Step three: Execute the COMBO command to find the pronouns

  • Type this into the CLAN command window
    combo +t*CHI +w2 -w2 +s@prons1.txt peter07.cha > prons1found.txt
  • This means:
    • combo: search the transcript (using the combo command)
    • +t*CHI: restrict the search to just the child utterances.
    • +w2: show us two lines after each "hit".
    • -w2: show us two lines before each "hit".
    • +s@prons1.txt: Look in the prons1.txt file (in the Working directory) for a list of things that we want to search for.
    • peter07.cha: Search the file peter07.cha (in the Working directory)
    • > prons1found.txt: saves the result in a file called prons1found.txt.
  • After you've done this, you should have a file called prons1found.txt in your Working directory.
  • It will look like the local copy of prons1found.txt.

Step four: Get the data into Excel

  • Start Excel.
  • Choose Open... from the File menu and select prons1found.txt (you may need to change the "Files of type:" option to "text files").
    • Do not drag prons1found.txt onto Excel to open the file. This (at least on the Mac) will skip the "import" step described next and cause you trouble later on (because tab will have been treated as a delimiter, see the next purple comment).
  • Click Next on the import box ("delimited" should be chosen), then uncheck all of the "delimiters" and click Next, then click Finish.
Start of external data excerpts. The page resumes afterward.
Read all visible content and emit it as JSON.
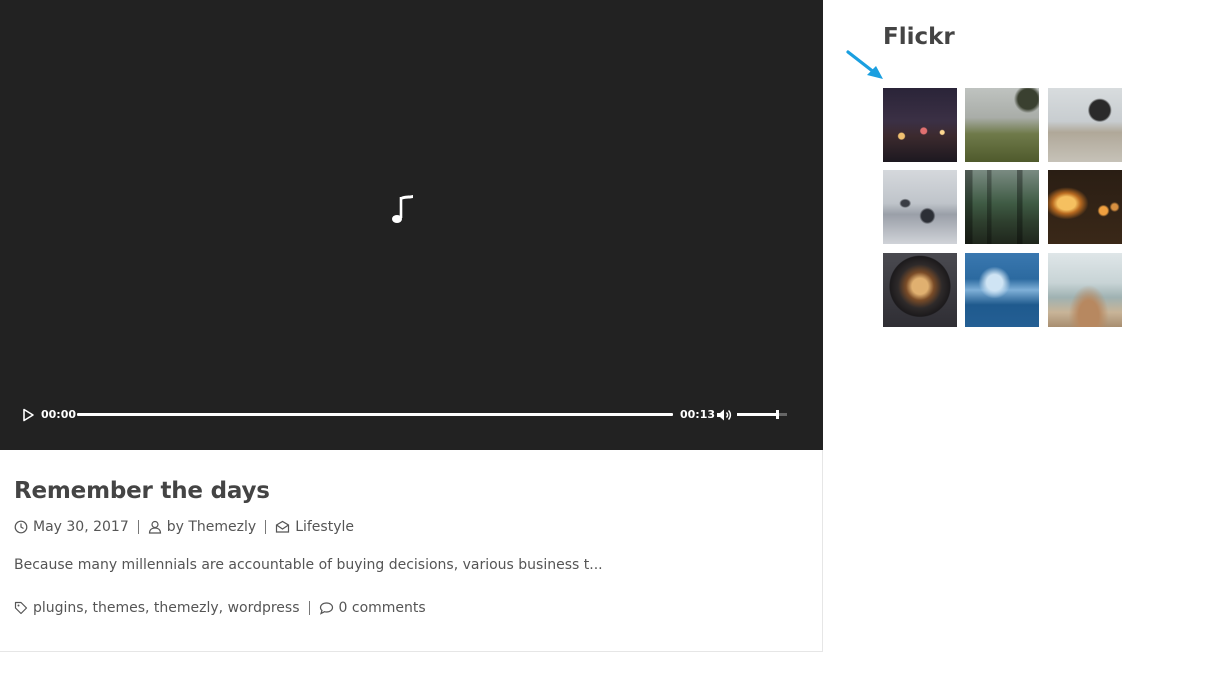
{
  "player": {
    "current_time": "00:00",
    "duration": "00:13",
    "progress": 0,
    "volume": 0.8,
    "icons": [
      "music-note-icon",
      "play-icon",
      "volume-icon"
    ]
  },
  "post": {
    "title": "Remember the days",
    "date": "May 30, 2017",
    "author": "by Themezly",
    "category": "Lifestyle",
    "excerpt": "Because many millennials are accountable of buying decisions, various business t...",
    "tags": "plugins, themes, themezly, wordpress",
    "comments": "0 comments"
  },
  "sidebar": {
    "widget_title": "Flickr",
    "annotation_color": "#1a9fe0",
    "thumbnails": [
      {
        "name": "city-lights-bokeh"
      },
      {
        "name": "foggy-field-tree"
      },
      {
        "name": "motorcycle-on-beach"
      },
      {
        "name": "misty-rocks-sea"
      },
      {
        "name": "forest-sunlight"
      },
      {
        "name": "edison-bulb"
      },
      {
        "name": "lens-light"
      },
      {
        "name": "ocean-wave"
      },
      {
        "name": "hazy-grass"
      }
    ]
  }
}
The file should appear as an Excel spreadsheet.
    • It's important that you follow these instructions pretty closely. Be sure that none of the "delimiters" are checked. This will probably mean that you need to uncheck "tab". If you don't, you'll run into trouble, but it won't be obvious until a few steps down the road.
  • Choose Save As... from the File menu, change the Format to "Microsoft Excel workbook" and save the file to your working directory as prons1found.xls.
    • If you're working on the take-home exercise and working with nina13.cha, and you are having trouble importing the file, you can download the prons3found.xls spreadsheet that I ended up with after this step.

Step five: Create "sort" fields to allow us to distill out the child utterances alone (without context).

  • Change the name of the worksheet to raw by double-clicking on the prons1found.txt tab at the bottom of the worksheet and typing raw in its place.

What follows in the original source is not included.